Muitos estudos têm reforçado a teoria de que há muitos benefícios em incluir o chá verde na vida diária. As pesquisas mostraram que ele tem propriedades que reduzem o risco de câncer, além de diminuir a incidência de infarto e doenças do coração. O chá verde tem um papel em reduzir diversos tipos de inflamações. Recentemente se descobriu que o chá verde pode prevenir o diabetes tipo dois e a osteoporose.

Brócolis

Repleto de vitaminas como a A, B-6, ácido fólico, vitamina K e minerais, como cálcio e potássio, o brócolis continua a ganhar reconhecimento como uma super estrela nutricional. O brócolis possui propriedades que combatem o câncer.

Nozes

Excepcionalmente ricas em ômega-3, para um coração saudável, as nozes são reconhecidamente eficazes para uma dieta que reduza o colesterol, com baixo teor de gordura saturada, sem aumentar a ingestão calórica.
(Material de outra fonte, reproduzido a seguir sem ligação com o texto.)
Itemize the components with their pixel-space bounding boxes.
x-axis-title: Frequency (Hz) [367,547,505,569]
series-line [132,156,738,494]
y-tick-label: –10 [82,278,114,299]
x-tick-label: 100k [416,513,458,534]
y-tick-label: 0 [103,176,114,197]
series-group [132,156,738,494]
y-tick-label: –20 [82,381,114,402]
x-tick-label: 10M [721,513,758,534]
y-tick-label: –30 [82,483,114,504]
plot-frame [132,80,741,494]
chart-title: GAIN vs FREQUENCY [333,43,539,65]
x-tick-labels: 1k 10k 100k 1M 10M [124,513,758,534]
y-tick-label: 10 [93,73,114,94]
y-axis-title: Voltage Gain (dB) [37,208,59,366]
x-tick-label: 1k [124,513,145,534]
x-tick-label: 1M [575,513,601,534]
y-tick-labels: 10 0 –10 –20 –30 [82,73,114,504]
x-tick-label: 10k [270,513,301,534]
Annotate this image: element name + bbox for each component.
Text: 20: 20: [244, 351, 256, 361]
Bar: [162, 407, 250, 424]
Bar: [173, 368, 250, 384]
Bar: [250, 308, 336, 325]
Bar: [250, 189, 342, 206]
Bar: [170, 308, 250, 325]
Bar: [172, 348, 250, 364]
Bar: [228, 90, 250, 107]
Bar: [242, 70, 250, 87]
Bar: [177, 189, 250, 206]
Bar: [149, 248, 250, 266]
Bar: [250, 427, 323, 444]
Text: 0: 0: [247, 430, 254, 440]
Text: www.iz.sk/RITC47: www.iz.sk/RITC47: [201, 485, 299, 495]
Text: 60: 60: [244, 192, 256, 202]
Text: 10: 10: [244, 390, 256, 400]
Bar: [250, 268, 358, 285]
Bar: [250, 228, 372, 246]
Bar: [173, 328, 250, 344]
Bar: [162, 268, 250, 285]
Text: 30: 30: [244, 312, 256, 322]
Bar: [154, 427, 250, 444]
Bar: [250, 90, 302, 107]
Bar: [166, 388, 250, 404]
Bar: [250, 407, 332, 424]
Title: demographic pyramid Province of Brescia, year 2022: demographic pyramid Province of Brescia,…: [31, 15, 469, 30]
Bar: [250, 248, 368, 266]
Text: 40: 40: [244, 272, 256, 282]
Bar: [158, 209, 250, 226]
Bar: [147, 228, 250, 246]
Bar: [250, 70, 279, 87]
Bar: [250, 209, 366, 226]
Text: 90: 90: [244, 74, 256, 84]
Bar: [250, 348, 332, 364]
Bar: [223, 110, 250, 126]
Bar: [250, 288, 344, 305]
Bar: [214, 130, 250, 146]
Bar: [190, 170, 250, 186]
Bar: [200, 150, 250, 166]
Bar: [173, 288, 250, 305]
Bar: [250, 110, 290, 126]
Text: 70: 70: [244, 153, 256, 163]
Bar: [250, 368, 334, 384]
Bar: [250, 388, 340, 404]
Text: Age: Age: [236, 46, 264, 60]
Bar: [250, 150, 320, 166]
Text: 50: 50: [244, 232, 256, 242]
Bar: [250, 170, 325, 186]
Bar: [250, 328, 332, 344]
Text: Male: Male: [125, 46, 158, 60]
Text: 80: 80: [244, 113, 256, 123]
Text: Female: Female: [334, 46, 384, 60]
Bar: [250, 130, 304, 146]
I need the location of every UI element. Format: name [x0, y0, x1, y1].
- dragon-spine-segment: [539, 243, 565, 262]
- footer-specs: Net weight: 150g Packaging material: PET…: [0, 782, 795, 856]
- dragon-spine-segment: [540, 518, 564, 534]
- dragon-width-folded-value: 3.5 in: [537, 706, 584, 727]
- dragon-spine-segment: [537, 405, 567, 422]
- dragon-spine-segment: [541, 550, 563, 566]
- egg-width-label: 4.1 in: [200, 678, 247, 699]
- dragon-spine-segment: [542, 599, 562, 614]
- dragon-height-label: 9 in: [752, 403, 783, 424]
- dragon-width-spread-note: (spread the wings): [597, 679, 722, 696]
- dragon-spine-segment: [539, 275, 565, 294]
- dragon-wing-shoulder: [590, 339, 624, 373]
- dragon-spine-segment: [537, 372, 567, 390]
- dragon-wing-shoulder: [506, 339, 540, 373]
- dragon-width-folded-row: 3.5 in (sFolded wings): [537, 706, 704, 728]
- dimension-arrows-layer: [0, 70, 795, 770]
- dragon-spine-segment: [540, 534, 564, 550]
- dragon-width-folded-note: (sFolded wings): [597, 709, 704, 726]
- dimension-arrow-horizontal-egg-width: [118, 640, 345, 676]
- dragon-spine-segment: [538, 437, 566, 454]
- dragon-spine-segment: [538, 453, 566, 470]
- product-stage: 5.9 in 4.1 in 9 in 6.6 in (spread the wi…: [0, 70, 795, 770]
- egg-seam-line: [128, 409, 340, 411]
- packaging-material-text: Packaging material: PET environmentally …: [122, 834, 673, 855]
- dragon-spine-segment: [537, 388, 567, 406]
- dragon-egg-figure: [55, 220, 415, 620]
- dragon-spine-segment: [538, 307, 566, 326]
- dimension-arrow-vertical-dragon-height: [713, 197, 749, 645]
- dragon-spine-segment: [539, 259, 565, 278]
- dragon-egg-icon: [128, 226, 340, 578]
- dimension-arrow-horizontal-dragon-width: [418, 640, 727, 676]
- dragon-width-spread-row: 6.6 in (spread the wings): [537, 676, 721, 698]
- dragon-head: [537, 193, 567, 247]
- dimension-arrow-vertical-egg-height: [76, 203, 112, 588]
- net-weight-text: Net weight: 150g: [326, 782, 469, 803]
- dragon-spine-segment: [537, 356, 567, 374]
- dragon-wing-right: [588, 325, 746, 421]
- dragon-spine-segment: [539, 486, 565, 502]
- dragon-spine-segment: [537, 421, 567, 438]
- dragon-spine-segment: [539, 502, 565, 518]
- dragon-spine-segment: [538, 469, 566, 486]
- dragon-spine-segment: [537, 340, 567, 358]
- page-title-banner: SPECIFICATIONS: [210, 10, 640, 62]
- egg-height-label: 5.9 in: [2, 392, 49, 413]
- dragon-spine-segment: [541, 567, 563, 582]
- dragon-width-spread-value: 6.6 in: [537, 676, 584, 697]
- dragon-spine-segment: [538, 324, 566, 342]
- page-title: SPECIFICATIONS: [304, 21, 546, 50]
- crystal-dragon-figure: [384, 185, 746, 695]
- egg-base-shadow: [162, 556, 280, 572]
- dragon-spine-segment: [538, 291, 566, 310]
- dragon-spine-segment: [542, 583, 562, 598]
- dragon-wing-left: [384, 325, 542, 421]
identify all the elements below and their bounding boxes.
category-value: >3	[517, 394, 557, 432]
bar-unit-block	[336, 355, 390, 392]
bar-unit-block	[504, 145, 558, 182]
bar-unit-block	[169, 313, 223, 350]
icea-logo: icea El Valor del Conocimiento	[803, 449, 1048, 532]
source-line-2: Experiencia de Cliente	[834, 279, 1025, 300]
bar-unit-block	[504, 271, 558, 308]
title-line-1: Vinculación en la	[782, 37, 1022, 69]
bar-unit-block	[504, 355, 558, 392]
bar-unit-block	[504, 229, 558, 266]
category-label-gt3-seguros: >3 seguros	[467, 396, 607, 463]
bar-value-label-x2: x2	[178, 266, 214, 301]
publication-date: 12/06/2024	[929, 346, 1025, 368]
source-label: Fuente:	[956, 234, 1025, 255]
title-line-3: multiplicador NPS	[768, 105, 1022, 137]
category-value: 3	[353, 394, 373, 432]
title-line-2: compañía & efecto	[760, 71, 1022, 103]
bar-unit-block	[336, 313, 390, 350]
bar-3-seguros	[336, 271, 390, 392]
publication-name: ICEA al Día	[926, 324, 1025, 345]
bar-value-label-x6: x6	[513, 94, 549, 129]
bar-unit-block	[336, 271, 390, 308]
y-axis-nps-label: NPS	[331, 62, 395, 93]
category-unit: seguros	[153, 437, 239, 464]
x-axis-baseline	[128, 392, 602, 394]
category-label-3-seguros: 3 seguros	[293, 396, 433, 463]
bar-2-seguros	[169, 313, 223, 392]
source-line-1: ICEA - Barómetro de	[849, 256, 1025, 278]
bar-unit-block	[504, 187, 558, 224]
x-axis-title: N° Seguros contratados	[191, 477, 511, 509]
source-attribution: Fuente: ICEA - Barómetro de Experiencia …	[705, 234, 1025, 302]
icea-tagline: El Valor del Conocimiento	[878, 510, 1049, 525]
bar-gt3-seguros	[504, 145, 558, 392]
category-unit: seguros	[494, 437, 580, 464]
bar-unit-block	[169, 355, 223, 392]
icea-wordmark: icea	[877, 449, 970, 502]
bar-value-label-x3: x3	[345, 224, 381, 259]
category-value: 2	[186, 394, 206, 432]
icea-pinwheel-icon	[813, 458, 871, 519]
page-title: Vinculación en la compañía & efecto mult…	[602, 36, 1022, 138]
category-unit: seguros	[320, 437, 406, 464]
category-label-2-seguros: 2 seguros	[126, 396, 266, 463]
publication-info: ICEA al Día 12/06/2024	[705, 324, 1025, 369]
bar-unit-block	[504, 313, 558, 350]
As nozes reduzem o risco de doenças do coração.

Condimentos e especiarias

Açafrão - tem efeito anti-infamatório e pode reduzir o risco de câncer, além de reduzir a progressão do Alzheimer

Canela - estudos mostram que pode ajudar a baixar o colesterol e estabilizar o açúcar no sangue.

Gengibre - favorece a saúde do aparelho digestivo, é anti-inflamatório e ajuda a prevenir o câncer.

Essas sãs as estrelas nutricionais da década, para que nos fazem lembrar de adicionar tempero aos nossos alimentos, além do simples sal e pimenta, o que vai aumentar o sabor tanto quanto beneficiar nossa saúde.

Romã

A romã é reconhecida há muito tempo como símbolo da fertilidade e da abundância. Nos tempos atuais, o foco mudou para seus notáveis efeitos benéficos sobre a saúde. Rica em antioxidantes, a romã mostrou em trabalhos científicos que ajuda a reduzir o risco de enfarte, baixa o colesterol e a pressão sanguínea e reduz o risco de muitos tipos de câncer.

Chocolate amargo ou dark

Recentemente uma pesquisa sobre o chocolate reduziu nossa culpa, demonstrando que ele pode realmente ser considerado um alimento saudável. Seus benefícios são sobre o sistema cardiovascular, além de favorecer o bom humor. Tem também propriedades que proteger contra o câncer. Além de tudo é delicioso.

Yogurte

O yogurt contém proteínas e vitaminas como as B-2 e B-12, minerais, como o cálcio e o magnésio. Os consumidores de yogurte também se beneficiam de seus probióticos, ou seja, as bactérias boas que existem no trato intestinal, aumentando a imunidade e beneficiando a digestão. As pesquisas mostraram que aumenta a saúde no sistema reprodutivo da mulher. As propriedades de redução do colesterol presentes no yogurte são muito promissoras, o que faz com que seu consumo seja recomendado para todos.